CLOSING The Three Sisters of Weehawken
8 p.m. Fri–Sat, Siren Theater, $15–20
After several years of putting sketch comedy, improv, and stand-up onstage, the Siren Theater branches into the world of scripted theater. Up first: Deborah Zoe Laufer’s dark comedy about three sisters who long for Manhattan from their dull New Jersey home (paging Anton Chekhov).
Visual Art
The Academy of Saturn
Noon–5 p.m.

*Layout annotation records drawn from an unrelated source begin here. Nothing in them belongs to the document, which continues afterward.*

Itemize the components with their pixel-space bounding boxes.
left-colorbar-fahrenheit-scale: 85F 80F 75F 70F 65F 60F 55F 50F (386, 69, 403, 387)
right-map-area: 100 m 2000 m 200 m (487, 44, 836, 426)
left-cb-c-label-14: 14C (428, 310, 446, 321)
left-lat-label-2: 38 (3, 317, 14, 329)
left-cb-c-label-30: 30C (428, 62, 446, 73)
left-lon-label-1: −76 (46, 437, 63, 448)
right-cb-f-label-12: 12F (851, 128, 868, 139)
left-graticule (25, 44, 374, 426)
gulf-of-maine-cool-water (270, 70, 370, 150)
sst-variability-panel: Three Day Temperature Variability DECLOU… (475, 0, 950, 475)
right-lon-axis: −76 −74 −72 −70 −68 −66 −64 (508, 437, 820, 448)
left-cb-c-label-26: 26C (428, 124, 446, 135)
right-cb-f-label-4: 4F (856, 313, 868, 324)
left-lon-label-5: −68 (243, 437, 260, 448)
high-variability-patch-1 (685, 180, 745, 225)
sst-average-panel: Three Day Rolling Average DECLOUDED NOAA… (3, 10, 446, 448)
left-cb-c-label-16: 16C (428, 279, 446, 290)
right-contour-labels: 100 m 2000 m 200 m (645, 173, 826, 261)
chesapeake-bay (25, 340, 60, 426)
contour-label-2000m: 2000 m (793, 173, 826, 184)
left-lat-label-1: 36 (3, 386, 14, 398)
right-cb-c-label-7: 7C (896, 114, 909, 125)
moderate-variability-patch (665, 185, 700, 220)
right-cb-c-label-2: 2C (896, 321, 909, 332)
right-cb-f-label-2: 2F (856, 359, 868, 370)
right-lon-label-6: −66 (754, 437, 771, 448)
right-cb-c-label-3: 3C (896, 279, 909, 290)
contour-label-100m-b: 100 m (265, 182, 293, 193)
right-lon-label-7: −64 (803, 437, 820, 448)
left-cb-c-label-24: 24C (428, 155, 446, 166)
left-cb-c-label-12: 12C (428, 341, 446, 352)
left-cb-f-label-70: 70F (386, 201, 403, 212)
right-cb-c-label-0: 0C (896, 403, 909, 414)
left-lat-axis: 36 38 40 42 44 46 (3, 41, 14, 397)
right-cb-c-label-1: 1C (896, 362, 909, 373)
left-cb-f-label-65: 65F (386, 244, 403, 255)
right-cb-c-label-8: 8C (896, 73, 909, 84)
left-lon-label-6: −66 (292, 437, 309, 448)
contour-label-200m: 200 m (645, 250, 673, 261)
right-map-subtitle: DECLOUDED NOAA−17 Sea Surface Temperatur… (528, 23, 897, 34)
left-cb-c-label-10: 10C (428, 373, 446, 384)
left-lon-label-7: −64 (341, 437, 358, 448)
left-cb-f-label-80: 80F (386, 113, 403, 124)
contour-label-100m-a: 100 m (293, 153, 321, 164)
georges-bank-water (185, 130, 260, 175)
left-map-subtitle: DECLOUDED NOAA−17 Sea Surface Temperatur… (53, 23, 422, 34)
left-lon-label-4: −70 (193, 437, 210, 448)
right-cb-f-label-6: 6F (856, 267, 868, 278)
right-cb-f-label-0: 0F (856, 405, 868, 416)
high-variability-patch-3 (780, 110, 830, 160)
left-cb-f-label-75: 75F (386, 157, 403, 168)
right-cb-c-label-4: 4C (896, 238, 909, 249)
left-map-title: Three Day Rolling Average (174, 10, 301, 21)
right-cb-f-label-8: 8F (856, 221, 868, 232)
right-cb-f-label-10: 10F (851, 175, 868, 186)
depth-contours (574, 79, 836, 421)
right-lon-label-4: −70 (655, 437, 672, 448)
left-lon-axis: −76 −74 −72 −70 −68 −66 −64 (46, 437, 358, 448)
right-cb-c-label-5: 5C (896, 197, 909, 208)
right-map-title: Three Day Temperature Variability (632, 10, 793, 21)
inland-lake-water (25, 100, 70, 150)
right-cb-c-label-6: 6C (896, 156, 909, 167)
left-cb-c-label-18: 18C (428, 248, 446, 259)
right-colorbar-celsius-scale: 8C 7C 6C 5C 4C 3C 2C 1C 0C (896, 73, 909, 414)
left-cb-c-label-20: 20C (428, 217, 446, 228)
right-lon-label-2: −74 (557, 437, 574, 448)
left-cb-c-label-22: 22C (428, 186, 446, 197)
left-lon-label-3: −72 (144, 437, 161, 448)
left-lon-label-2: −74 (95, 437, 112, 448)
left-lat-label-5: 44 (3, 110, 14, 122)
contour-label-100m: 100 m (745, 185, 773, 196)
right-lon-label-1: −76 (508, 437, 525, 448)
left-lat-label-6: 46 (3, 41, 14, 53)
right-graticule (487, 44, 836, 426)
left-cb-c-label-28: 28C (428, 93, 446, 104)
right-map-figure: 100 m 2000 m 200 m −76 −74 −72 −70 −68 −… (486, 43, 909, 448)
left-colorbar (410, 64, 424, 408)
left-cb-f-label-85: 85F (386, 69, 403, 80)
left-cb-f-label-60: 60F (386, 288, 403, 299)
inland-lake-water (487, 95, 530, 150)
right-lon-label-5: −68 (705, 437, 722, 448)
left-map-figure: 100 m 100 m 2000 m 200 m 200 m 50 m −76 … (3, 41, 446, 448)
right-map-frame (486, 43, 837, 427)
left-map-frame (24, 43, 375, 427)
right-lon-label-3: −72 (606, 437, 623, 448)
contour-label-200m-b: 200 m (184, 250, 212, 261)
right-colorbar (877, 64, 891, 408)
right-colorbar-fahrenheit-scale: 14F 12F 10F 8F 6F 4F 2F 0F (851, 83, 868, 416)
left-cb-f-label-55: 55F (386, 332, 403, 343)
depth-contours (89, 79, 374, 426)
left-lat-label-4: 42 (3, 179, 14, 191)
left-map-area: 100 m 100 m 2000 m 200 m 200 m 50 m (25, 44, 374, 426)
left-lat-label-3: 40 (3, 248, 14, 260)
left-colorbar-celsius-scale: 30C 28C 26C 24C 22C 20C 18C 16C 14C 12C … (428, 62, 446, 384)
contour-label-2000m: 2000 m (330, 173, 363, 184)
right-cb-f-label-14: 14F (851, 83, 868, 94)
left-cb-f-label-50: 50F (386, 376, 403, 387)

Thu–Sun, Cooley Gallery, FREE
Acclaimed British duo Jon Thomson and Allison Craighead use data as their palette—geolocated tweets form a wall of poetry, a slide show gets an eerie audio pairing to create a new narrative—to explore our technologically connected and disconnected world.
Smith Eliot
11 a.m.–6 p.m. Thu–Sun, Wolff Gallery, FREE
In Ghost Ships, the Portland mixed-media artist showcases her photo-collaged wooden boxes—small reflections on time, memory, and secrets—alongside newer images in antique bubble-glass frames.
CLOSING Kamala Dolphin-Kingsley
11 a.m.–5 p.m. Thu–Sat, 11 a.m.–4 p.m. Sun, Waterstone Gallery, FREE
In Umidulus, Portlander Kamala Dolphin-Kingsley creates prints and huge watercolor paintings of flora and fauna—both real and imagined—inspired by Hawaii and the Pacific Northwest.